I vote for removing 1.0.0 first (ASAP) and then deciding which will be the next version. The longer the time 1.0.0 is available, the harder it will be to push for a 0.x solution. On Tue, Feb 18, 2020 at 11:48 PM John Garbutt <john@johngarbutt.com> wrote:
On Tue, 18 Feb 2020 at 15:55, Ben Nemec <openstack@nemebean.com> wrote:
On 2/18/20 4:40 AM, Thierry Carrez wrote:
Moises Guimaraes de Medeiros wrote:
If removing 1.0.0 is the way we choose to go, people who already have 1.0.0 won't be able to get "newer" 0.x.y versions.
Indeed. Do we need to release 0.x.y versions before the API stabilizes, though ? Do we expect anything to use it ?

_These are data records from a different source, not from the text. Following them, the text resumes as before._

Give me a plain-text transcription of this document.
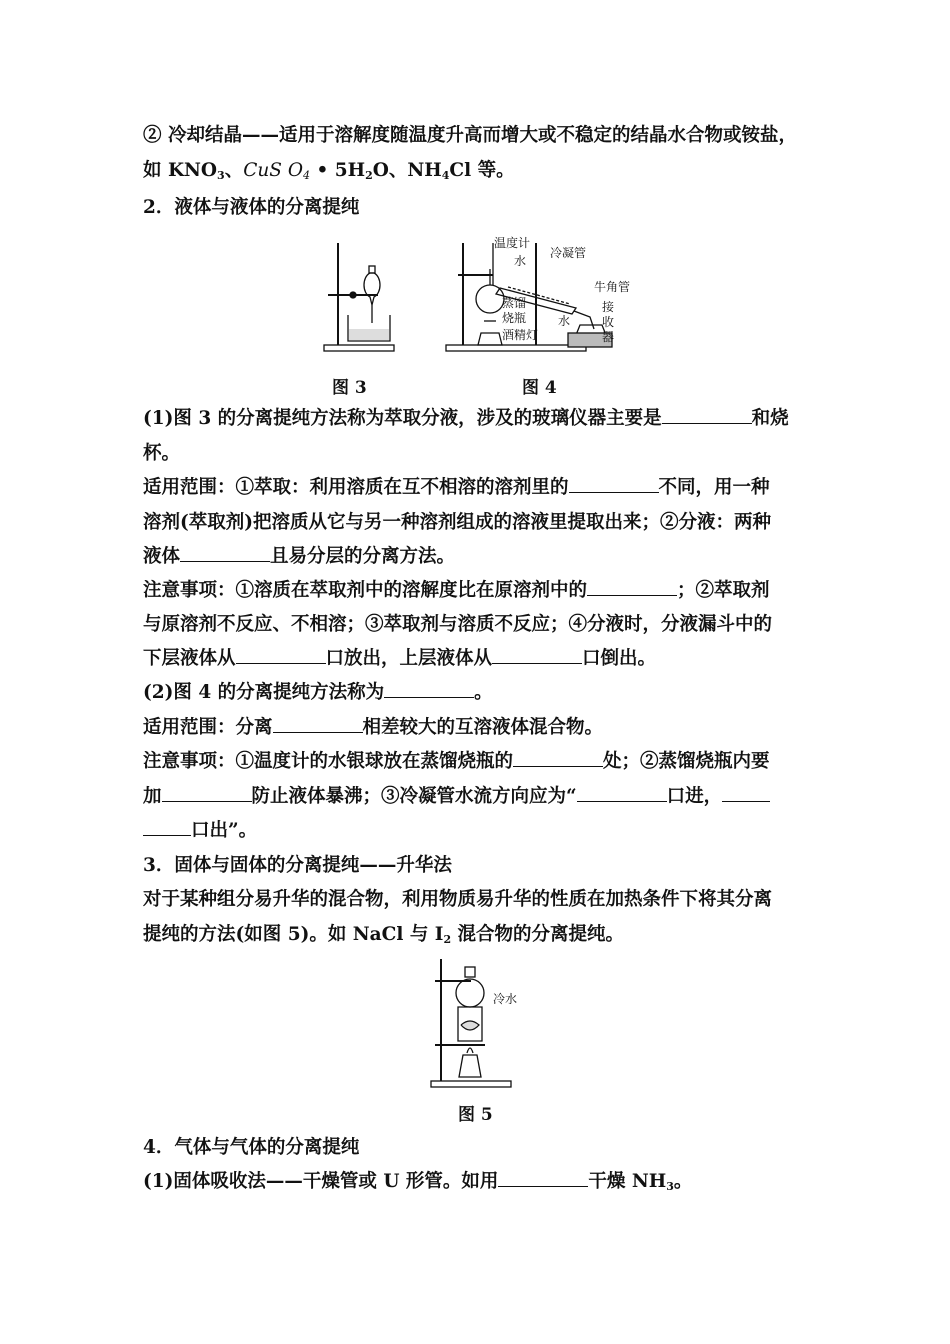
② 冷却结晶——适用于溶解度随温度升高而增大或不稳定的结晶水合物或铵盐，
如 $KNO_3$、CuS $O_4$ • $5H_2O$、$NH_4Cl$ 等。
2．液体与液体的分离提纯
温度计
水
冷凝管
牛角管
蒸馏
烧瓶
酒精灯
水
接
收
器
图 3	图 4
(1)图 3 的分离提纯方法称为萃取分液，涉及的玻璃仪器主要是	和烧
杯。
适用范围：①萃取：利用溶质在互不相溶的溶剂里的	不同，用一种
溶剂(萃取剂)把溶质从它与另一种溶剂组成的溶液里提取出来；②分液：两种
液体	且易分层的分离方法。
注意事项：①溶质在萃取剂中的溶解度比在原溶剂中的	；②萃取剂
与原溶剂不反应、不相溶；③萃取剂与溶质不反应；④分液时，分液漏斗中的
下层液体从	口放出，上层液体从	口倒出。
(2)图 4 的分离提纯方法称为	。
适用范围：分离	相差较大的互溶液体混合物。
注意事项：①温度计的水银球放在蒸馏烧瓶的	处；②蒸馏烧瓶内要
加	防止液体暴沸；③冷凝管水流方向应为“	口进，
口出”。
3．固体与固体的分离提纯——升华法
对于某种组分易升华的混合物，利用物质易升华的性质在加热条件下将其分离
提纯的方法(如图 5)。如 NaCl 与 $I_2$ 混合物的分离提纯。
冷水
图 5
4．气体与气体的分离提纯
(1)固体吸收法——干燥管或 U 形管。如用	干燥 $NH_3$。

Yes, the Nova team has a PoC change up that uses these early releases. That's how we're iterating on the API. I can't guarantee that we'll need more releases, but I'm also not aware of anyone having said, "yep, it's ready" so I do expect more releases.
I certainly don't feel like its ready yet.
I am pushing on Nova support for unified limits here (but its very WIP right now): https://review.opendev.org/#/c/615180
I was hoping we would better understand two level limits before cutting v1.0.0: https://review.opendev.org/#/c/695527
If we really do, then the least confusing might be to keep 1.0.0 and bump major every time you release a breaking change.
I am +1 this approach. What we have might work well enough.